Cheney had made one of his more fantastic pronouncements, "the insurgency is in its last gasps", which followed some of the more outrageous of his claims - "there is no doubt that Saddam Hussein has weapons of mass destruction" and "we know that Saddam's intelligence people met with Mohammed Atta [one of the plane bombers] in Prague to help plan 9/11" and "when we invade Iraq we'll be welcomed as liberators".
Cheney has now begun channelling the ghost of Winston Churchill. Writing in the June 23 Wall Street Journal, Cheney says of Obama's policies in Iraq, Syria and the Middle East, "Rarely has a US president been so wrong about so much at the expense of so many".
Yes. That's true if you don't count the failures of George W. Bush and those of his chief enabler, Richard Bruce "Dick" Cheney. Cheney's borrowing of Churchillian cadences ends their resemblance. Churchill, for all his flaws, did succeed in helping to win his last war. And after a long career when he was known for his bellicose preferences, Churchill at last declared, "Jaw, jaw, is always better than war, war". Not so Dick Cheney. He would like to see the US resume its military engagement with the Arab countries. Like the other neo-cons who promoted the Iraq disaster as something easy, quick and able to be done on the cheap - "Iraqi oil will pay for it" - Cheney's over-the-top criticisms of Obama's policies represent an unprecedented political attack by a former administration on a succeeding one. The custom had been for former presidents and vice-presidents to retire to oblivion, write memoirs and garner funds to build themselves a library and otherwise remain silent as George W. Bush has done.
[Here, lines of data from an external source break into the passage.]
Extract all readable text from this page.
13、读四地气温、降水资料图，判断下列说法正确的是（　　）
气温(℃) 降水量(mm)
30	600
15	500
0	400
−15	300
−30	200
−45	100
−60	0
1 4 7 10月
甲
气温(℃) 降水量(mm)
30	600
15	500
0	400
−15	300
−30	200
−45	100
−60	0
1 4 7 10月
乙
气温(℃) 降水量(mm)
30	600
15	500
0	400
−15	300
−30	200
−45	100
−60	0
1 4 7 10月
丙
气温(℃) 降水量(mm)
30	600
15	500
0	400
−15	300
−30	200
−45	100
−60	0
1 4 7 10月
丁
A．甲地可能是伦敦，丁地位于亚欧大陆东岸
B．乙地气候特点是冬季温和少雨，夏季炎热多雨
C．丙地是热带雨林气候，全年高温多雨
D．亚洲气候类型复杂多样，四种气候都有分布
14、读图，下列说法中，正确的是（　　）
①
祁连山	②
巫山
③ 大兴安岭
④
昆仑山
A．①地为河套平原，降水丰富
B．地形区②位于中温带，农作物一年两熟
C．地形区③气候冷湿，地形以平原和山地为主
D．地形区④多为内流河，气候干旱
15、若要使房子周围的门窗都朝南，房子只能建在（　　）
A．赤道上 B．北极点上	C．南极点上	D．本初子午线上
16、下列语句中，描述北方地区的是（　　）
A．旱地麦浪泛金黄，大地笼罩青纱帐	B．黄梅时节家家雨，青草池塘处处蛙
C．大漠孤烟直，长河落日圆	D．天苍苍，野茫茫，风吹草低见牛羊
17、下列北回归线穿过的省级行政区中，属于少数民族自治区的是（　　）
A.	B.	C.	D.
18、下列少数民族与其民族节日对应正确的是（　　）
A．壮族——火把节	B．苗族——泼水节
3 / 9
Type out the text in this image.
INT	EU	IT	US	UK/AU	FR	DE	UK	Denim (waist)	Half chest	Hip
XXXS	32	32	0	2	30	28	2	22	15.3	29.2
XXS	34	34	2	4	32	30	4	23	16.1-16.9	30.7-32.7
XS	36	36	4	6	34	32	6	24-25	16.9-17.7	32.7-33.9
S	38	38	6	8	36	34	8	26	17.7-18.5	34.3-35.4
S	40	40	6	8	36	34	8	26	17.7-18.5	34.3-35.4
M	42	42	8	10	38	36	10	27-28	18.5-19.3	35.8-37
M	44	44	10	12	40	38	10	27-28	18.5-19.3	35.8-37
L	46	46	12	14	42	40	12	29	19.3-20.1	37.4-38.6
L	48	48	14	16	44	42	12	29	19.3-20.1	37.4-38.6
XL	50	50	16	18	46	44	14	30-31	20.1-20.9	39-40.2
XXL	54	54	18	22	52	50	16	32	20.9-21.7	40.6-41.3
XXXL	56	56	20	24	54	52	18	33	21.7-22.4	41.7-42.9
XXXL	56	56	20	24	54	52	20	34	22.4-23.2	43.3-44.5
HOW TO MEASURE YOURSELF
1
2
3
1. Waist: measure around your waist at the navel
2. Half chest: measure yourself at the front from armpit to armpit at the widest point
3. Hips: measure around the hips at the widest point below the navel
What can Cheney's motives be in speaking out? Prior to his WSJ op-ed, Cheney had been involved in his daughter Liz's failed campaign to take the place in the US Senate of an old family friend, Mike Enzi of Wyoming. In the process, Liz Cheney tried to overcome charges of being insufficiently conservative by throwing her lesbian sister, Mary, under a bus, in attacking gay marriage. Dick Cheney, campaigning for Liz, was forced to choose between his daughters, thus creating a very public rupture in the politically required picture of happy family life.
It's got to be a come-down for anyone to resume near-normal life after having been at the centre of power. It's relatively easy for an exited administration official to criticise the succeeding one. It just isn't done. In the case of Cheney and Bush there is a particular frisson to the criticism. Bush left the White House with an approval rating of 23 per cent, one of the lowest ever for a President, and he remains the butt of late-night comedians' jokes. Cheney is held in even lower esteem in the minds of Americans.
Cheney's recommendations to engage US forces militarily in Middle East conflicts runs completely counter to the prevailing political winds in the US with 64 per cent of Americans strongly opposed - largely in response to Cheney's previous work in Iraq.
Cheney's claim is that by the time he left office Iraq was stable and peaceful. Tell that to the victims of the monthly bombings that have continued.
Better yet is Cheney's contention that Obama should have stationed 20,000 residual forces in Iraq and not completely withdrawn in 2011. That may be a subtle stab at his ex-boss, George W. Bush, who in December 2008 signed an agreement with Iraq which specified just that, withdrawal in 2011 with no residual forces.
The question is why anyone would listen to someone who has been so wrong about so much for so long.